Le fait que cet assassinat monstrueux ait eu lieu après une carence de l’Etat n’a toutefois ému personne au seins de la caste. Cette fille de gardien d’immeuble a été torturée dans l’indifférence de ceux qui prétendaient la protéger. Mais peut-être son origine sociale (fille de gardien d’immeuble…) contribue-t-elle à cette indifférence.

Il est probable qu’un assassinat dans les beaux quartiers auraient un peu plus ému la conscience de nos dirigeants.

Lola victime du mépris social

Dans l’assassinat de Lola, il y a en réalité deux « affaires ».

La première est cette histoire d’Algérienne en situation irrégulière que notre police n’a pas reconduit à la frontière.

La deuxième est l’expression d’un mépris social larvé pour tous les « quartiers ». Lola est fille de gardien d’un immeuble social du 19è arrondissement. Elle habite cette zone honnie, méprisée, où la caste déteste se déplacer, car elle l’imagine pauvre, mal fréquenté, habité par des sortes de zombies interchangeables.

Le mépris de la caste pour la 19e arrondissement explique largement son indifférence à la souffrance de Lola. Pour nos dirigeants, Lola n’appartient pas à leur monde, et elle habitait un espace de non-droit occupé par l’Autre : le sauvage, le barbare. C’est une sorte d’Afghanistan ou de Sud-Yémen incrusté abusivement dans l’espace français.

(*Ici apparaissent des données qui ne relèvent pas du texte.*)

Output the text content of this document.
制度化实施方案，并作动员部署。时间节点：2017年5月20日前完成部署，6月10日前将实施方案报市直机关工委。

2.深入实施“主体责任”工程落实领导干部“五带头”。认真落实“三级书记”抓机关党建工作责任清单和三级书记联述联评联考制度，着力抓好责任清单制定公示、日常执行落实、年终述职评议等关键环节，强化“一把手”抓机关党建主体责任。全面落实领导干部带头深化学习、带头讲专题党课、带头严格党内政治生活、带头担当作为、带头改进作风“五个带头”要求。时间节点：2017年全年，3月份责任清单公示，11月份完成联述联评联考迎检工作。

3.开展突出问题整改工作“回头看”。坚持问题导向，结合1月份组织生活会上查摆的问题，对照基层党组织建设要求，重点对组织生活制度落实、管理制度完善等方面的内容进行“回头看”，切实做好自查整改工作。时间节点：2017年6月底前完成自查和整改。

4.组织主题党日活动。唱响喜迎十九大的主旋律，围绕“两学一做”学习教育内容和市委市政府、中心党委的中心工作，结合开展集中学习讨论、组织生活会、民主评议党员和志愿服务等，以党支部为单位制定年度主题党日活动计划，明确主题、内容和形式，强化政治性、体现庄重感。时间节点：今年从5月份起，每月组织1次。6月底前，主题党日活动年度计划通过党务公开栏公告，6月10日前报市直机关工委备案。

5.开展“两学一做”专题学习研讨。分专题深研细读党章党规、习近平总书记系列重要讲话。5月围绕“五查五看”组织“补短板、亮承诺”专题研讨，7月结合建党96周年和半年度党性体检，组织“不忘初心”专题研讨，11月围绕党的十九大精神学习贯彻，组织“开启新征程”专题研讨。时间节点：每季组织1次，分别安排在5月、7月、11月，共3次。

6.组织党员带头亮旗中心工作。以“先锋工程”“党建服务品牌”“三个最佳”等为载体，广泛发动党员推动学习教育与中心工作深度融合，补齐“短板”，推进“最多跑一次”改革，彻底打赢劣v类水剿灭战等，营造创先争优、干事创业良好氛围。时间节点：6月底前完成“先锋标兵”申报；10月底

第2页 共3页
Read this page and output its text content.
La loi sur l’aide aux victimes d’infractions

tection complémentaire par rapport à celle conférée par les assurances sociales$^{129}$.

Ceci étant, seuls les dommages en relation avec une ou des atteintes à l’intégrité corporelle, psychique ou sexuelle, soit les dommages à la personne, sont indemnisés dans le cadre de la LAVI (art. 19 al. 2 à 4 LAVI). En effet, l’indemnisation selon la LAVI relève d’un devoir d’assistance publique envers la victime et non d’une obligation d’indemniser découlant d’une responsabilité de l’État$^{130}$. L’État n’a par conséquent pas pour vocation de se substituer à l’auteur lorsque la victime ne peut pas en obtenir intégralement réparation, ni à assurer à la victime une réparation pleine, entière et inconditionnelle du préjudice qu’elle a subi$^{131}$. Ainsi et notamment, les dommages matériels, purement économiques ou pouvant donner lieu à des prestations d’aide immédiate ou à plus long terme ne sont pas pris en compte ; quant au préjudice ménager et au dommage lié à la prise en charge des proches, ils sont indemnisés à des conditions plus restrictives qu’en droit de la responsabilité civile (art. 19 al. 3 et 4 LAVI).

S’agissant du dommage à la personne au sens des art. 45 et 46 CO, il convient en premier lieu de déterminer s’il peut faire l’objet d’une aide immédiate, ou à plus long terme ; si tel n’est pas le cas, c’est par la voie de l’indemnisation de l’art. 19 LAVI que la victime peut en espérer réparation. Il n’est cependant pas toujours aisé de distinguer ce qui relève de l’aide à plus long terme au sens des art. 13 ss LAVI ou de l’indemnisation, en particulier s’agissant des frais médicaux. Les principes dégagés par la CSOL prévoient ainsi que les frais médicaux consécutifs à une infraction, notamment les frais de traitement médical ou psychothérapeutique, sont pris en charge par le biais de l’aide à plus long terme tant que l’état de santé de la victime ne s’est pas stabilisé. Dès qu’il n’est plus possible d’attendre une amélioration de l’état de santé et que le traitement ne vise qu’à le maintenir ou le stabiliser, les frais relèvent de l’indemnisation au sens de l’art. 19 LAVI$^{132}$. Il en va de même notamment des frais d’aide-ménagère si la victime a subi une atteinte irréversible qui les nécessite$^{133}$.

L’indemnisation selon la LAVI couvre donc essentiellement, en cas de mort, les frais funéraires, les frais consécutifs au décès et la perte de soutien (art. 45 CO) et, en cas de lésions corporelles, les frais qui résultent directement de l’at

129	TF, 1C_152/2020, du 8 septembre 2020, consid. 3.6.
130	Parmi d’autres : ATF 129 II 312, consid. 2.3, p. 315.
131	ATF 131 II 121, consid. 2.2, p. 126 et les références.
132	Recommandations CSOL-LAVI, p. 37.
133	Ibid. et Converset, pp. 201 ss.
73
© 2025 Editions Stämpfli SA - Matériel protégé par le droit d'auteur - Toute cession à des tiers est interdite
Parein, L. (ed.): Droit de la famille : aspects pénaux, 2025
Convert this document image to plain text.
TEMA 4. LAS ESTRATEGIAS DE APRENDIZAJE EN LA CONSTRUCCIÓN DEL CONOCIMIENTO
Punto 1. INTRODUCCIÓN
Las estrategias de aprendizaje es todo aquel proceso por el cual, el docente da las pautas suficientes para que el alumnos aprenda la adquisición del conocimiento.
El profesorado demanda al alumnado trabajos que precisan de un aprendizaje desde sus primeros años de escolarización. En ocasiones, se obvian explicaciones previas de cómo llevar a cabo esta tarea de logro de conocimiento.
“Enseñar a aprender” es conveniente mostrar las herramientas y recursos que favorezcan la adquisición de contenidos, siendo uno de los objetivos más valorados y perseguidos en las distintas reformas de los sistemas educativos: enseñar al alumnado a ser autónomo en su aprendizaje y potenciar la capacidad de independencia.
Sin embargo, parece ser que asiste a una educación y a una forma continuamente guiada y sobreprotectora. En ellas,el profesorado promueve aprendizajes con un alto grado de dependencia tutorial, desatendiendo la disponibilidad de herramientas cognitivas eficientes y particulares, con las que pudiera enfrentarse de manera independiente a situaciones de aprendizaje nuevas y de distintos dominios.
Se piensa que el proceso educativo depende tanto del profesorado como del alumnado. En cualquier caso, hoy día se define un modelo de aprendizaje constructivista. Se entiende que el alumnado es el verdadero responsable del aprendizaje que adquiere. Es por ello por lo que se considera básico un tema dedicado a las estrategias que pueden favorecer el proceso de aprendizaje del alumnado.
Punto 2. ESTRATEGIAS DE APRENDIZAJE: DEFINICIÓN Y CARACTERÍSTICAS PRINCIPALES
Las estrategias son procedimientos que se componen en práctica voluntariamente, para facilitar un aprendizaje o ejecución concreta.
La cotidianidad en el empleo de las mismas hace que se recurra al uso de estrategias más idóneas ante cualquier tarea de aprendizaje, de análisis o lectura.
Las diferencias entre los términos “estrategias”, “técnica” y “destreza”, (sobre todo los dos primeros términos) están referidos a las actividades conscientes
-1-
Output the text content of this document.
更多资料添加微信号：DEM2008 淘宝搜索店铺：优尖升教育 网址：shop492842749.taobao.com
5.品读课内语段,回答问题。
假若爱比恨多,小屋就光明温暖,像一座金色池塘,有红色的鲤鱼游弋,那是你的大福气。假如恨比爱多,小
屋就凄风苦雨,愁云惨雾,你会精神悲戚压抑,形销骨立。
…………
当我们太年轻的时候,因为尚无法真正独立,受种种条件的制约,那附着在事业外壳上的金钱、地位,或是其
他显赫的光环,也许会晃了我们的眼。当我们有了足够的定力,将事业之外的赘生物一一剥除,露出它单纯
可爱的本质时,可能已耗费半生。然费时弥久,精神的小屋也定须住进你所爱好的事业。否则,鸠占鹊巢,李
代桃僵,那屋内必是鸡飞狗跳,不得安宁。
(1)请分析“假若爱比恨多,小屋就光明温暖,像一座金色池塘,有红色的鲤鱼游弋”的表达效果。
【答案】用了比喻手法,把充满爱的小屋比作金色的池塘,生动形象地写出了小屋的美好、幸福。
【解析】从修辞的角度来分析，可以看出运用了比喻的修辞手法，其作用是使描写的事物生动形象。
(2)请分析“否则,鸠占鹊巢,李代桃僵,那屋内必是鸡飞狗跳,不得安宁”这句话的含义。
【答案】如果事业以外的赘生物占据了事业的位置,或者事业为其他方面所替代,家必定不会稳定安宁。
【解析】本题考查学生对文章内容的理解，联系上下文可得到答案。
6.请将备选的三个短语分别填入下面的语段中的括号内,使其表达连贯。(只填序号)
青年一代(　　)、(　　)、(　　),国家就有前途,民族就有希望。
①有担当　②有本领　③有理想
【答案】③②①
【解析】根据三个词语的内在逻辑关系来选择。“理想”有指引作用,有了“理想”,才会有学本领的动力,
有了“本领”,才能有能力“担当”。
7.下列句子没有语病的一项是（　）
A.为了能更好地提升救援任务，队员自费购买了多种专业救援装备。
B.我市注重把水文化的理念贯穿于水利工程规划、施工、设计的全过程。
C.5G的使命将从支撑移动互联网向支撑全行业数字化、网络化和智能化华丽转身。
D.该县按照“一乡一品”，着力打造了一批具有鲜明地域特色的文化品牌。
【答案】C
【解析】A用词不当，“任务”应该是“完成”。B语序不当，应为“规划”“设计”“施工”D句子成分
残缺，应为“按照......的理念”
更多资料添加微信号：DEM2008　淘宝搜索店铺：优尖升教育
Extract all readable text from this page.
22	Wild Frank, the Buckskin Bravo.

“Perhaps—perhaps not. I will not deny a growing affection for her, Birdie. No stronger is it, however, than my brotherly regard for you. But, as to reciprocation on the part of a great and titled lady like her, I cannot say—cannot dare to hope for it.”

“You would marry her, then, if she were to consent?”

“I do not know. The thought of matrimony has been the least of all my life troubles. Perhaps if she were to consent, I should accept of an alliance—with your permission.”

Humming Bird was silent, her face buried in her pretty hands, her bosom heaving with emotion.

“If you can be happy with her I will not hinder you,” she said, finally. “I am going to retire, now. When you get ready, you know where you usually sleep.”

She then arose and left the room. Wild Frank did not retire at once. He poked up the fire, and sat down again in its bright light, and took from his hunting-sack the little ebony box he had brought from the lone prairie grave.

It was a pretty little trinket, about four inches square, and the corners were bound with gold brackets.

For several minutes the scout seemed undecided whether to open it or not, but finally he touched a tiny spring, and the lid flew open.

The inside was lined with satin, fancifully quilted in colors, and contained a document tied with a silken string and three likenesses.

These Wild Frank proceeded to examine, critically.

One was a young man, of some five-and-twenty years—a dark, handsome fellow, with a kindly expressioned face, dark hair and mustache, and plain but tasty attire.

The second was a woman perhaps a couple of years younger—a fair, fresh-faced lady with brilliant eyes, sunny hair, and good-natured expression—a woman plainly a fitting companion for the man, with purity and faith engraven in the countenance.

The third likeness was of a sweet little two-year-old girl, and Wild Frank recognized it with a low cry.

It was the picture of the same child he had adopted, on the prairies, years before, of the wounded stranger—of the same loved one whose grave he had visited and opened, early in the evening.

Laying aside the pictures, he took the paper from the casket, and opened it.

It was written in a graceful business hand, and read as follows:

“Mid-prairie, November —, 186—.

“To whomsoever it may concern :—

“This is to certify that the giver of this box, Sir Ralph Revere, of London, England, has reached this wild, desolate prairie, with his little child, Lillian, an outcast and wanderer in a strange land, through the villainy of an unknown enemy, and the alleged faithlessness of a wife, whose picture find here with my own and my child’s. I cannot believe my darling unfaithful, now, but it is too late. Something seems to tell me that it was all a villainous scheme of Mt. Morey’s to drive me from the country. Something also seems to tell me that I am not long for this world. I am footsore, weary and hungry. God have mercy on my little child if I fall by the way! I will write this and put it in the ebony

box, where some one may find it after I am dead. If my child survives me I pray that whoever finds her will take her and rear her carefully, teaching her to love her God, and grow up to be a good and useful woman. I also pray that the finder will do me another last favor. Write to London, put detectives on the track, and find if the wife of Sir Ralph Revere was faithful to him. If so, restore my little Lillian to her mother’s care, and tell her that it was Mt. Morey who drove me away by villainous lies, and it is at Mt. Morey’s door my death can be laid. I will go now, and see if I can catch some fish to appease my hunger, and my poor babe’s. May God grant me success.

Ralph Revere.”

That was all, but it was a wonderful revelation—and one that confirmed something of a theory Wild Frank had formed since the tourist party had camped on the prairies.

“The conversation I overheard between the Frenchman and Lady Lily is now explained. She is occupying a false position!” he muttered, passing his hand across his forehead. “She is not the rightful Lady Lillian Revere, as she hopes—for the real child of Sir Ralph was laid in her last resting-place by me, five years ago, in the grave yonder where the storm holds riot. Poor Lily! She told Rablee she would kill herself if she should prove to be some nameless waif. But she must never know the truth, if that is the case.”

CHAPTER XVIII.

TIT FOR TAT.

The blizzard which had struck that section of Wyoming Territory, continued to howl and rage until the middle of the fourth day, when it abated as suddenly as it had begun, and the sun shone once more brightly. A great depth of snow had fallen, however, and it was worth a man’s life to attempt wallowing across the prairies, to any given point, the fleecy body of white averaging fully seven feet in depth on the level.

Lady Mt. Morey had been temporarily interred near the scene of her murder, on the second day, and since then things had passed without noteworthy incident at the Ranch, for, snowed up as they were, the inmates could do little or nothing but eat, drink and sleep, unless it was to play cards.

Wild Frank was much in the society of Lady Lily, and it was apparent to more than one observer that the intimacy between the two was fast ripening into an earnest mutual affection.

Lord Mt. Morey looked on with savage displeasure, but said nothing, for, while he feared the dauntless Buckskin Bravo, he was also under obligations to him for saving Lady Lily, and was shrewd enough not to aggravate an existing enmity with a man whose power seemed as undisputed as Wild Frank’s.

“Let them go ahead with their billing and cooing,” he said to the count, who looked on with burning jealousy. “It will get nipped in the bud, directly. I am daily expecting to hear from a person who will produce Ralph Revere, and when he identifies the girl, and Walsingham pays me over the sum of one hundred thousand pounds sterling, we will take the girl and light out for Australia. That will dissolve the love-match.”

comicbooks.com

Beaucoup d’identitaires ont malheureusement sauté sur l’occasion pour suggérer que tous les Algériens, tous les Musulmans de ces quartiers sont des « bombes » potentielles, indifféremment interchangeables avec la bourreau de Lola. C’est évidemment absurde et infondé. Leur réaction procède de ce mépris social qui consiste à penser que, dans certaines portions de territoire, les habitants ne sont plus des individus, mais des sortes d’échantillons animaliers sans différenciation.

Reste la souffrance d’une pauvre enfant monstrueusement arrachée à la vie. Paix ait son âme ! et condoléances à ses parents.